Fei Wu

Other people with similar names: Fei Wu

Unverified author pages with similar names: Fei Wu


2026

Mobile GUI agents powered by LMMs can perceive screens and follow instructions, yet existing benchmarks largely target short, linear workflows and step-level accuracy, offering limited insight into long-horizon planning and decision-making under branching structures.
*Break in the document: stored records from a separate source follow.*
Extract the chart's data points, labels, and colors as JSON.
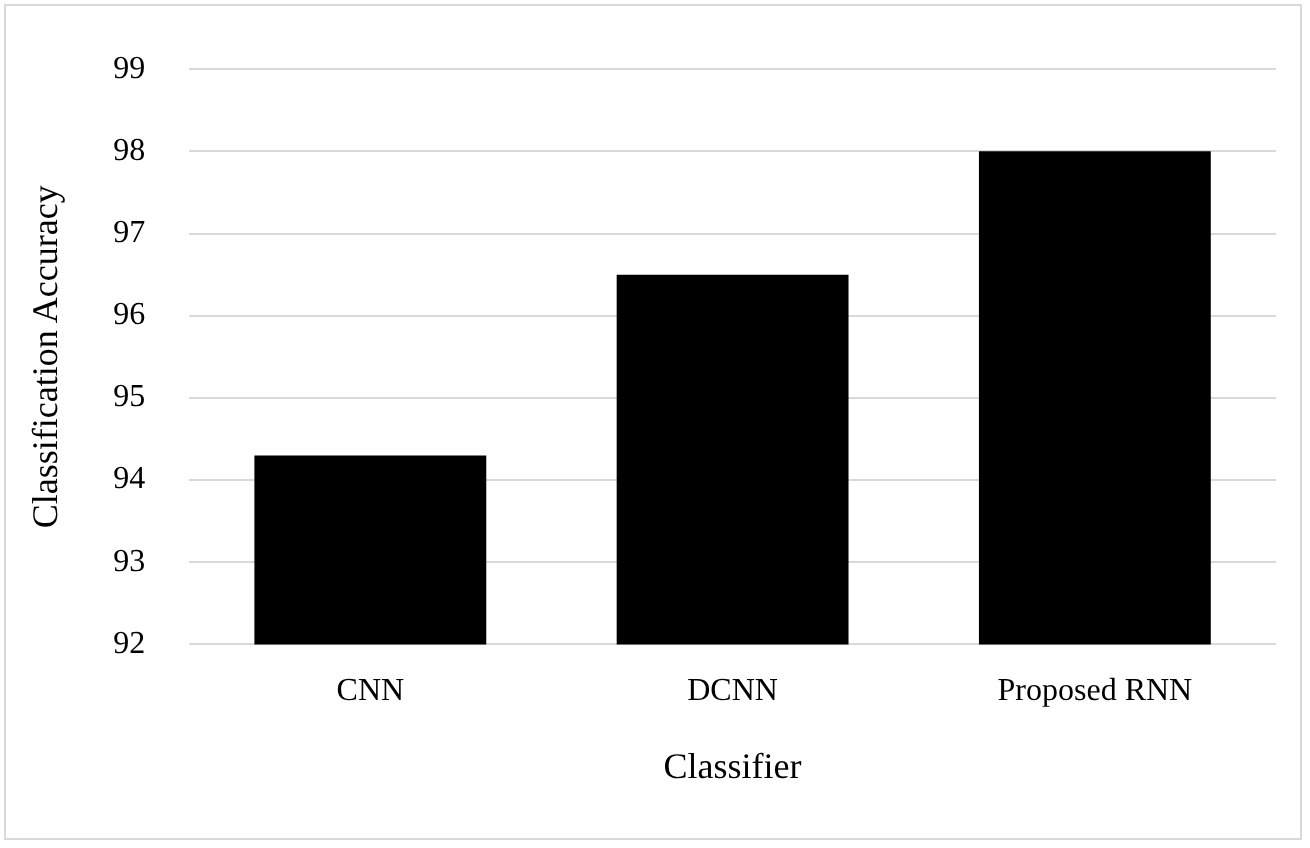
{
  "chart_data": {
    "type": "bar",
    "xlabel": "Classifier",
    "ylabel": "Classification Accuracy",
    "categories": [
      "CNN",
      "DCNN",
      "Proposed RNN"
    ],
    "values": [
      94.3,
      96.5,
      98.0
    ],
    "color": "#000000",
    "ylim": [
      92,
      99
    ],
    "yticks": [
      92,
      93,
      94,
      95,
      96,
      97,
      98,
      99
    ],
    "grid": "y",
    "legend": false
  }
}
We present DAC-Bench, a decision-aware benchmark with compositional tasks comprising 830 episodes and 11,345 action steps across 35 applications on Android and iOS. Tasks are organized into Sequential, Conjunctive, Conditional, and Hierarchical structures, reflecting real-world multi-step and branching interaction patterns. To complement standard step-level evaluation, we introduce weighted longest common subsequence to capture length-sensitive progress and decision accuracy for branch correctness. Evaluations across 7 diverse agents show substantial performance degradation compared to prior benchmarks, with success rates dropping below 5% on 6–8 step tasks and branch accuracy averaging 38%, highlighting challenges in conditional decision-making. By exposing these failure modes, DAC-Bench provides a challenging and diagnostic benchmark for advancing decision-aware mobile GUI agents. Our code and dataset are available at: https://github.com/YuqingZhangMirror12/DAC-Bench.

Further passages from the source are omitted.